BELGISCHE SENAAT
________
Zitting 2010-2011
________
22 juni 2011
________
SENAAT Schriftelijke vraag nr. 5-2597

de Yves Buysse (Vlaams Belang)

aan de vice-eersteminister en minister van Werk en Gelijke Kansen, belast met het Migratie- en asielbeleid
________
Sociale Inspectie - Cellen Mensenhandel en Risicosectoren (MERI) - Activiteiten
________
mensenhandel
arbeidsinspectie
zwartwerk
illegale werknemer
________
22/6/2011Verzending vraag
11/7/2011Antwoord
________
________
SENAAT Schriftelijke vraag nr. 5-2597 d.d. 22 juni 2011 : (Vraag gesteld in het Nederlands)

In de werkgroep " Mensenhandel " van de commissie voor de Binnenlandse Zaken en voor de Administratieve Aangelegenheden van de Senaat werden in de eerste maanden van 2010 hoorzittingen gehouden, onder meer met vertegenwoordigers van de Sociale Inspectie.

Uit die hoorzittingen bleek dat in de Sociale Inspectie sinds tien tot vijftien jaar cellen Mensenhandel en Risicosectoren (MERI) bestaan in elke regio. Die cellen doen gerichte controles op de tewerkstelling van buitenlandse arbeidskrachten.

Het aandeel van de activiteit van de cellen MERI, lag in 2009 op 12 % van de afgehandelde dossiers en op 13 % van de bestede arbeidstijd.

In 2006 was de bestede arbeidstijd nog 20 %, in 2007 16 % en in 2008 13 %. Volgens de spreker had dat " ongetwijfeld te maken met de andere, eerder financiële prioriteiten die sinds 2007 aan de dienst zijn opgelegd ".

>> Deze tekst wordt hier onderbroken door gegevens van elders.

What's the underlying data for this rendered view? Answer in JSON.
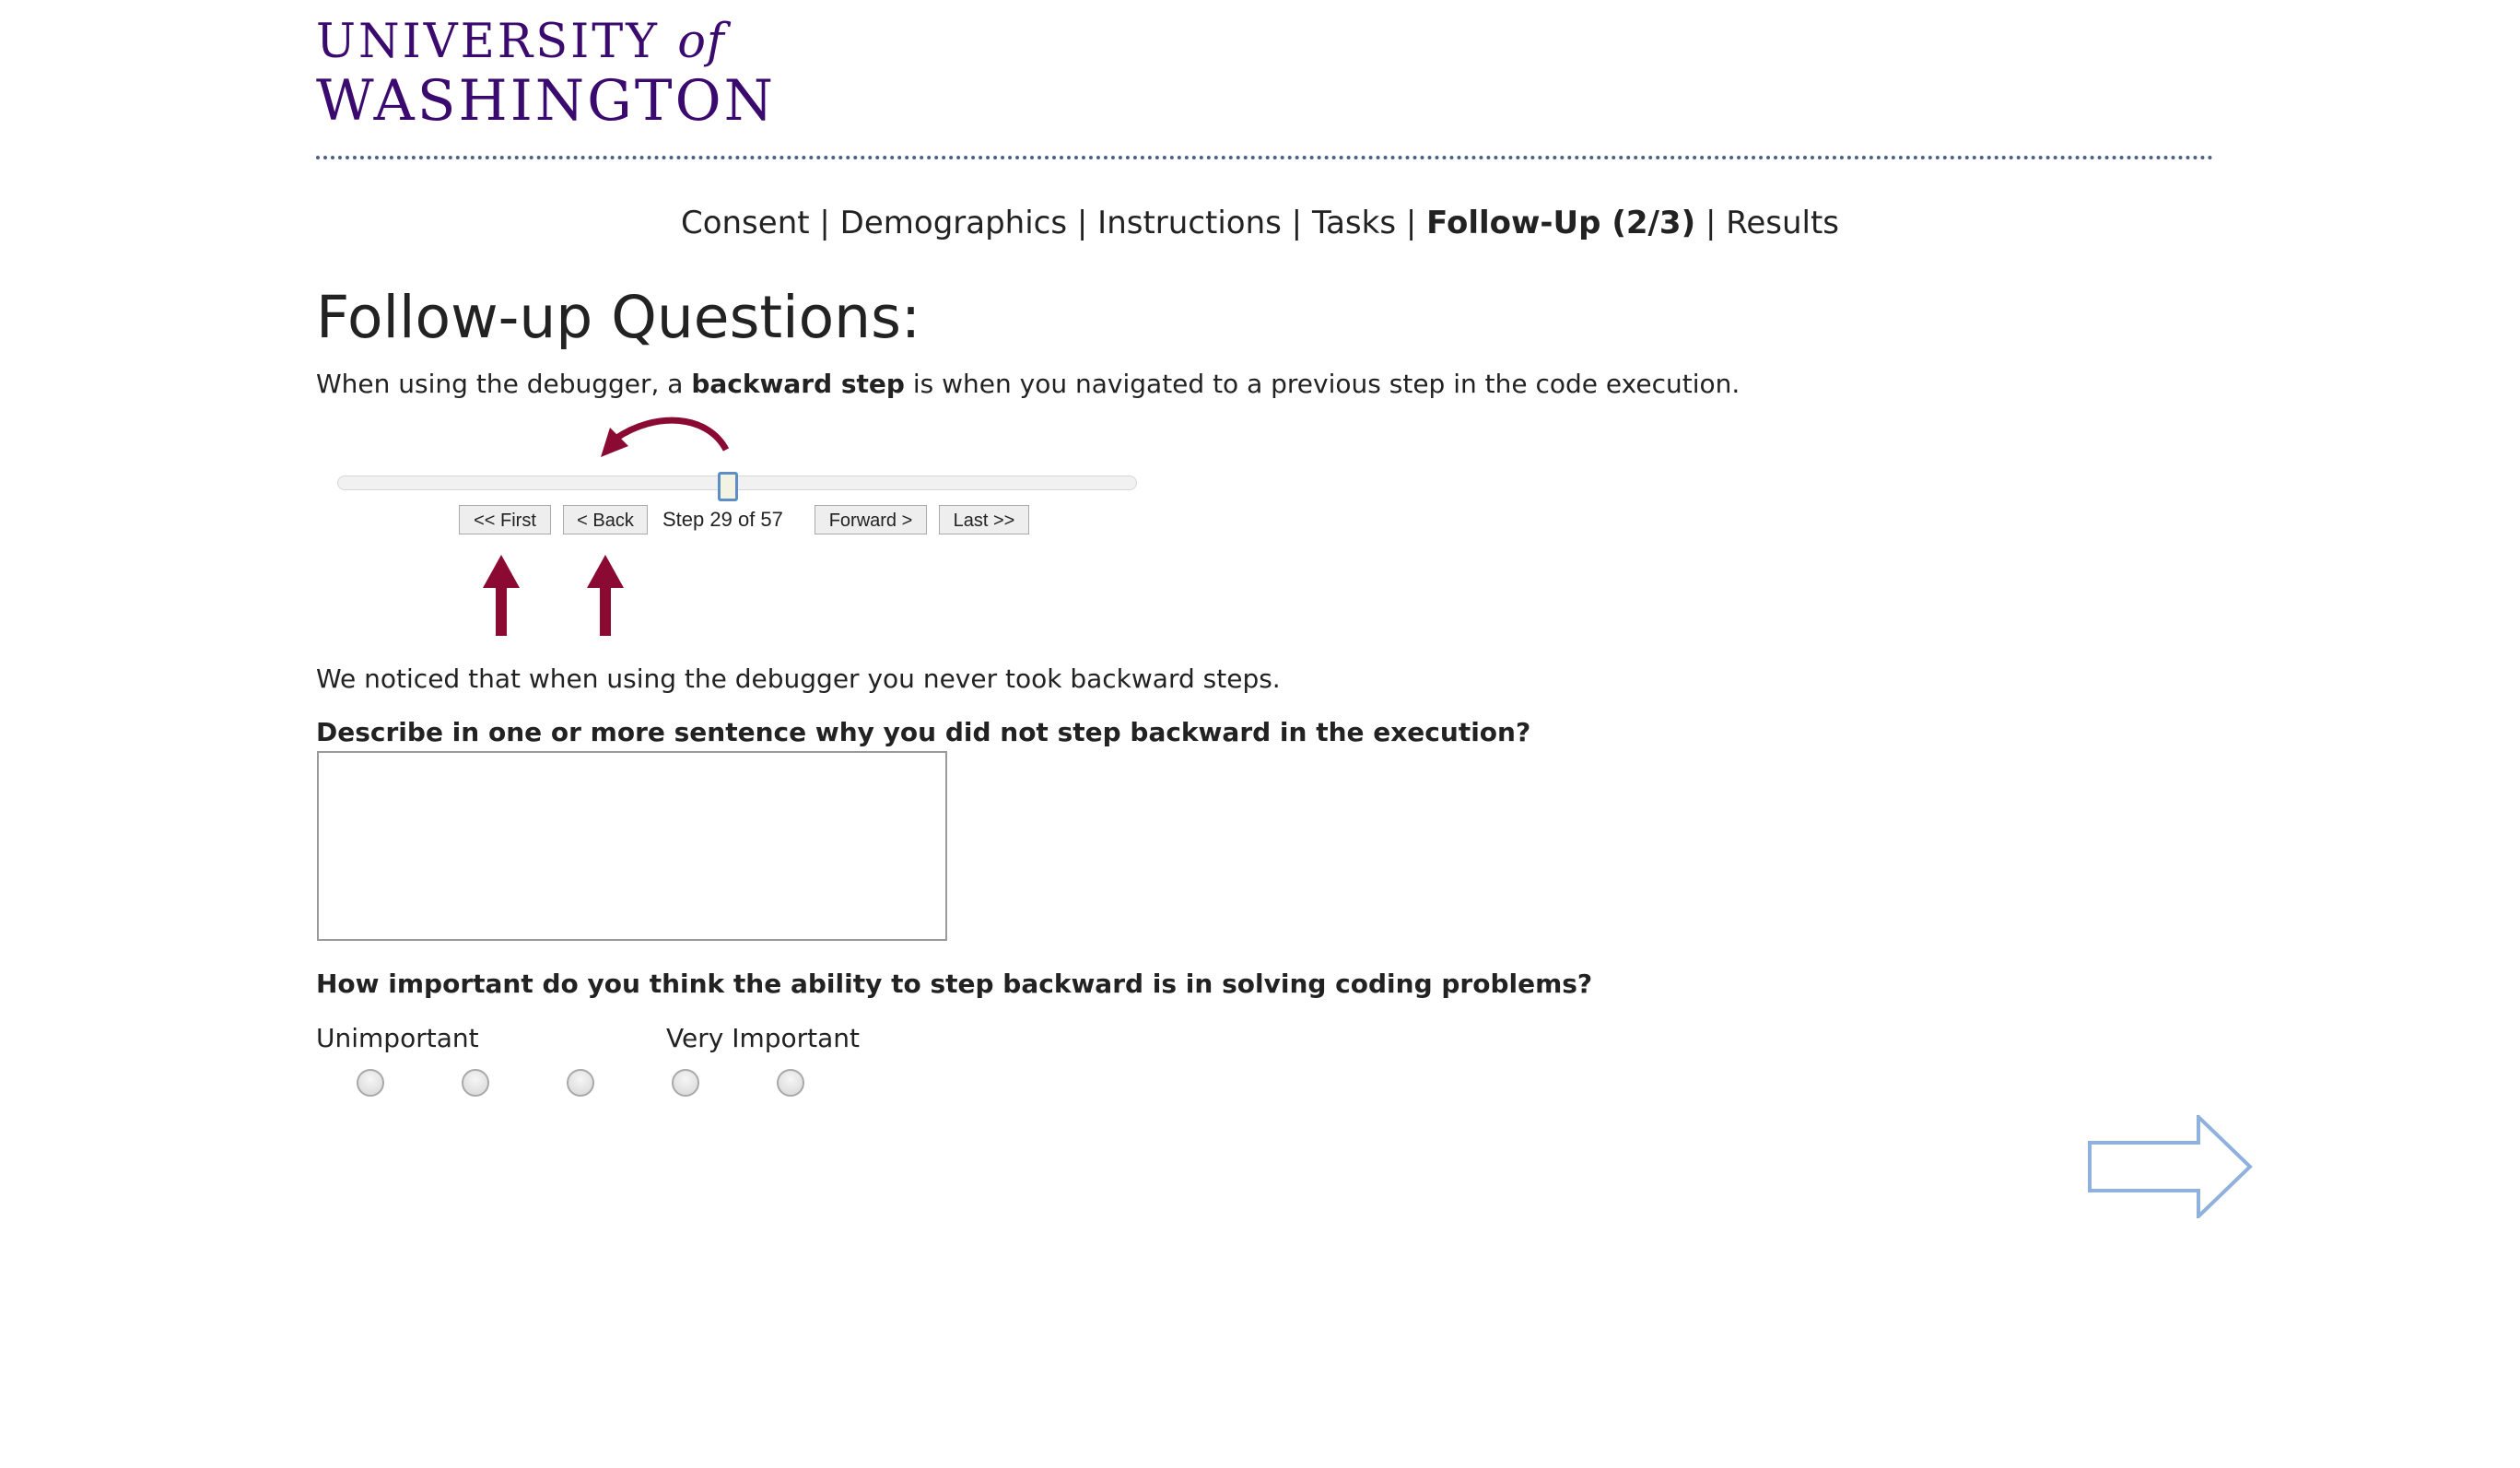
{
  "logo": {
    "university": "UNIVERSITY",
    "of": "of",
    "name": "WASHINGTON"
  },
  "nav": {
    "items": [
      "Consent",
      "Demographics",
      "Instructions",
      "Tasks",
      "Follow-Up (2/3)",
      "Results"
    ],
    "current_index": 4,
    "separator": "|"
  },
  "page": {
    "title": "Follow-up Questions:",
    "intro_before": "When using the debugger, a ",
    "intro_bold": "backward step",
    "intro_after": " is when you navigated to a previous step in the code execution."
  },
  "debugger": {
    "first_label": "<< First",
    "back_label": "< Back",
    "step_text": "Step 29 of 57",
    "forward_label": "Forward >",
    "last_label": "Last >>",
    "current_step": 29,
    "total_steps": 57
  },
  "noticed_text": "We noticed that when using the debugger you never took backward steps.",
  "question1": {
    "label": "Describe in one or more sentence why you did not step backward in the execution?",
    "value": ""
  },
  "question2": {
    "label": "How important do you think the ability to step backward is in solving coding problems?",
    "low_label": "Unimportant",
    "high_label": "Very Important",
    "options": [
      "1",
      "2",
      "3",
      "4",
      "5"
    ],
    "selected": null
  },
  "colors": {
    "brand_purple": "#3b0a6e",
    "annotation_arrow": "#8b0a33",
    "next_arrow": "#8fb1dd"
  },
  "icons": {
    "next": "right-arrow-icon"
  }
}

Graag kreeg ik een antwoord op de volgende vragen:

1) Wat waren die " andere, eerder financiële prioriteiten die sinds 2007 aan de dienst zijn opgelegd "? Wat was de reden voor die koerswijziging?

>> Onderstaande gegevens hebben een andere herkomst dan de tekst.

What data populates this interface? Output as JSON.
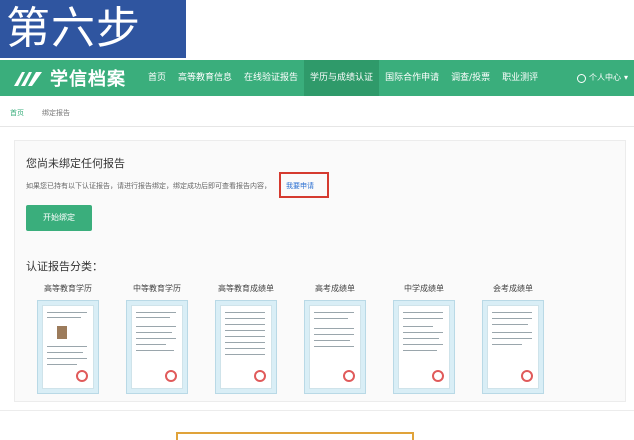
{
  "step": {
    "label": "第六步"
  },
  "header": {
    "brand": "学信档案",
    "nav": [
      {
        "label": "首页",
        "active": false
      },
      {
        "label": "高等教育信息",
        "active": false
      },
      {
        "label": "在线验证报告",
        "active": false
      },
      {
        "label": "学历与成绩认证",
        "active": true
      },
      {
        "label": "国际合作申请",
        "active": false
      },
      {
        "label": "调查/投票",
        "active": false
      },
      {
        "label": "职业测评",
        "active": false
      }
    ],
    "user_center": "个人中心"
  },
  "breadcrumb": {
    "home": "首页",
    "current": "绑定报告"
  },
  "main": {
    "none_title": "您尚未绑定任何报告",
    "hint": "如果您已持有以下认证报告，请进行报告绑定，绑定成功后即可查看报告内容，",
    "apply_link": "我要申请",
    "start_button": "开始绑定",
    "category_title": "认证报告分类："
  },
  "categories": [
    {
      "label": "高等教育学历"
    },
    {
      "label": "中等教育学历"
    },
    {
      "label": "高等教育成绩单"
    },
    {
      "label": "高考成绩单"
    },
    {
      "label": "中学成绩单"
    },
    {
      "label": "会考成绩单"
    }
  ],
  "colors": {
    "brand_green": "#3aae7c",
    "step_blue": "#2f55a0",
    "highlight_red": "#d53a2f",
    "link_blue": "#2a6fd1"
  }
}
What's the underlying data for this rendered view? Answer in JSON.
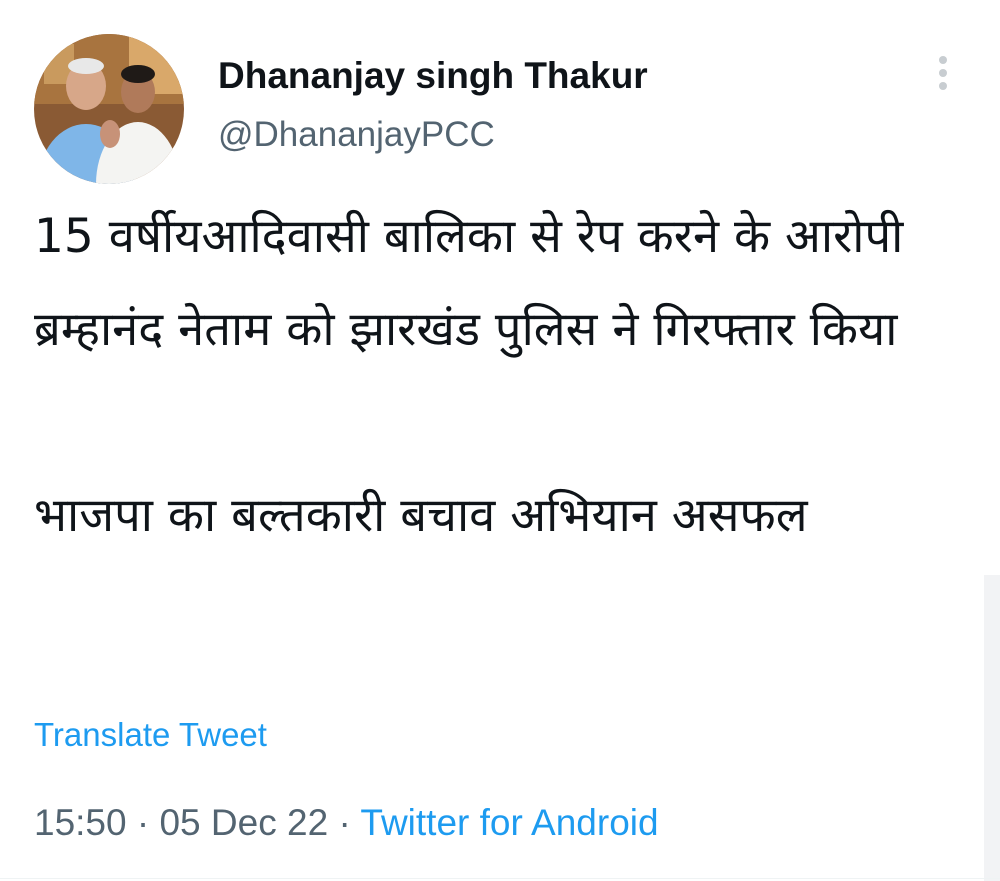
{
  "author": {
    "display_name": "Dhananjay singh Thakur",
    "handle": "@DhananjayPCC",
    "avatar_icon": "profile-photo"
  },
  "more_icon": "vertical-ellipsis-icon",
  "tweet": {
    "text": "15 वर्षीयआदिवासी बालिका से रेप करने के आरोपी ब्रम्हानंद नेताम को झारखंड पुलिस ने गिरफ्तार किया\n\nभाजपा का बल्तकारी बचाव अभियान असफल",
    "translate_label": "Translate Tweet",
    "time": "15:50",
    "date": "05 Dec 22",
    "separator": "·",
    "source": "Twitter for Android"
  },
  "colors": {
    "link": "#1d9bf0",
    "secondary_text": "#536471",
    "primary_text": "#0f1419"
  }
}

2) Wie nam die beslissing?

3) Wat was in 2010 het aandeel van de activiteit van de cellen MERI in percentage van de afgehandelde dossiers en van de bestede tijd?

4) Graag kreeg ik deze cijfers ook opgesplitst per regio.

Antwoord ontvangen op 11 juli 2011 :

De cellen Mensenhandel en Risicosectoren werden opgericht in de schoot van de sociale inspectie van de Federale Overheidsdienst (FOD) Sociale Zekerheid.

Derhalve verzoek ik u om deze vraag te stellen aan mijn collega, mevrouw Onkelinx, minister van Sociale Zaken, die bevoegd is voor deze materie.